Victoria Murphy says this could reflect the unsympathetic portrayals of Charles in TV shows and movies about his relationship with his first wife, Diana, Princess of Wales, who died in a car crash in August 1997.
These might be a mix of fact and fiction, but they are a big influence.
"What's been really interesting over the last few years has been how large Diana continues to loom as a narrative around the Royal Family," Ms Murphy says.
As Charles has approached the throne, there has been an attempt to shift the public perception, says Professor Pauline Maclaran of the Centre for the Study of the Modern Monarchy at Royal Holloway, University of London.
From the previous lampooning of him on comedy shows such as Spitting Image, he has been gradually repositioned as a more dignified figure, a "sage" with serious things to say about the environment, says Prof Maclaran.
The interests of the public might not always be so high-minded. And as head of the Royal Family he will have to contend with the intense global appetite for stories about Prince Harry and Meghan, the Duchess of Sussex, and their relationship with the Royal Family.
Where royal stories start to overlap with the soap opera of celebrity life isn't his natural territory.
King Charles faces other tough family decisions, such as the future role of Prince Andrew, or the lack of it, after the settlement deal that followed the sexual assault claims of Virginia Giuffre.
Outside the UK, a major challenge will be to redefine a more modern relationship with the Commonwealth. As its new head, how can his visits to Commonwealth countries navigate the difficult legacies of colonialism and issues such as slavery?

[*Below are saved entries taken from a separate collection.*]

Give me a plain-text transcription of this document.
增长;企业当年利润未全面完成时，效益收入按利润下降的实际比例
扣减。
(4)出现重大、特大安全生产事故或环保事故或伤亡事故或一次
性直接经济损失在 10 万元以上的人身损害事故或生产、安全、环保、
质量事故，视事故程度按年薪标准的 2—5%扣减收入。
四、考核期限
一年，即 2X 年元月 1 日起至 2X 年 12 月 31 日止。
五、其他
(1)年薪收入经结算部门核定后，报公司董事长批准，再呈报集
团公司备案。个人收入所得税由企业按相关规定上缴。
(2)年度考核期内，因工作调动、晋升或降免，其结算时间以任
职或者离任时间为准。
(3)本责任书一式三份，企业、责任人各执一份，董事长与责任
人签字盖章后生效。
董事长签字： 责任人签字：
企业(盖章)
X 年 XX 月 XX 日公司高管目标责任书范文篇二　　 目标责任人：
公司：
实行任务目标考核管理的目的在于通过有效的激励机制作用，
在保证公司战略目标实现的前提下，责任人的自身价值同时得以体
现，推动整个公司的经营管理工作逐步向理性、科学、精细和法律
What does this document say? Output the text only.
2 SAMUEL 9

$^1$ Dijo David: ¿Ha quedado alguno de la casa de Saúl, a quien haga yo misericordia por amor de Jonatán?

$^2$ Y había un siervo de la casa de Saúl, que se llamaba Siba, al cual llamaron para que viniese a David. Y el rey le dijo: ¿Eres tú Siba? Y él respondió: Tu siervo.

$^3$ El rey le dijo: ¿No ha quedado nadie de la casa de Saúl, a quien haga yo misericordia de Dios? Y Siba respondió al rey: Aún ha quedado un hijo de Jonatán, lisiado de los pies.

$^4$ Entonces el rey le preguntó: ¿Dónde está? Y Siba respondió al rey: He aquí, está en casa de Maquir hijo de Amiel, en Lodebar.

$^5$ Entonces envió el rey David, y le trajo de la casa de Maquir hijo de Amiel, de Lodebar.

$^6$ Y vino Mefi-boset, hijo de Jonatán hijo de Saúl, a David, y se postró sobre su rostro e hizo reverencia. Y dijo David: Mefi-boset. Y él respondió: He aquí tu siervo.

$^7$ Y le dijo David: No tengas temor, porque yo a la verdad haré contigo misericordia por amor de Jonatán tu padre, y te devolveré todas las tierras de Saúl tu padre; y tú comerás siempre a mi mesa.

King Charles has become head of state of 14 countries, as well as the UK. Some of these could want to become republics, while staying as Commonwealth members, and King Charles has already made clear he is ready for grown-up conversations about change.
There have been decisions already taken that have smoothed the path of his new reign. He must have been delighted when his mother intervened to say Camilla should use the title of Queen consort, rather than Princess.
Camilla will be a vital support as he starts one of the highest profile roles in the world at an age when most people would have retired.
This moment, in all its daunting solemnity, has been waiting ahead of him all his life.
For King Charles, it's his time now.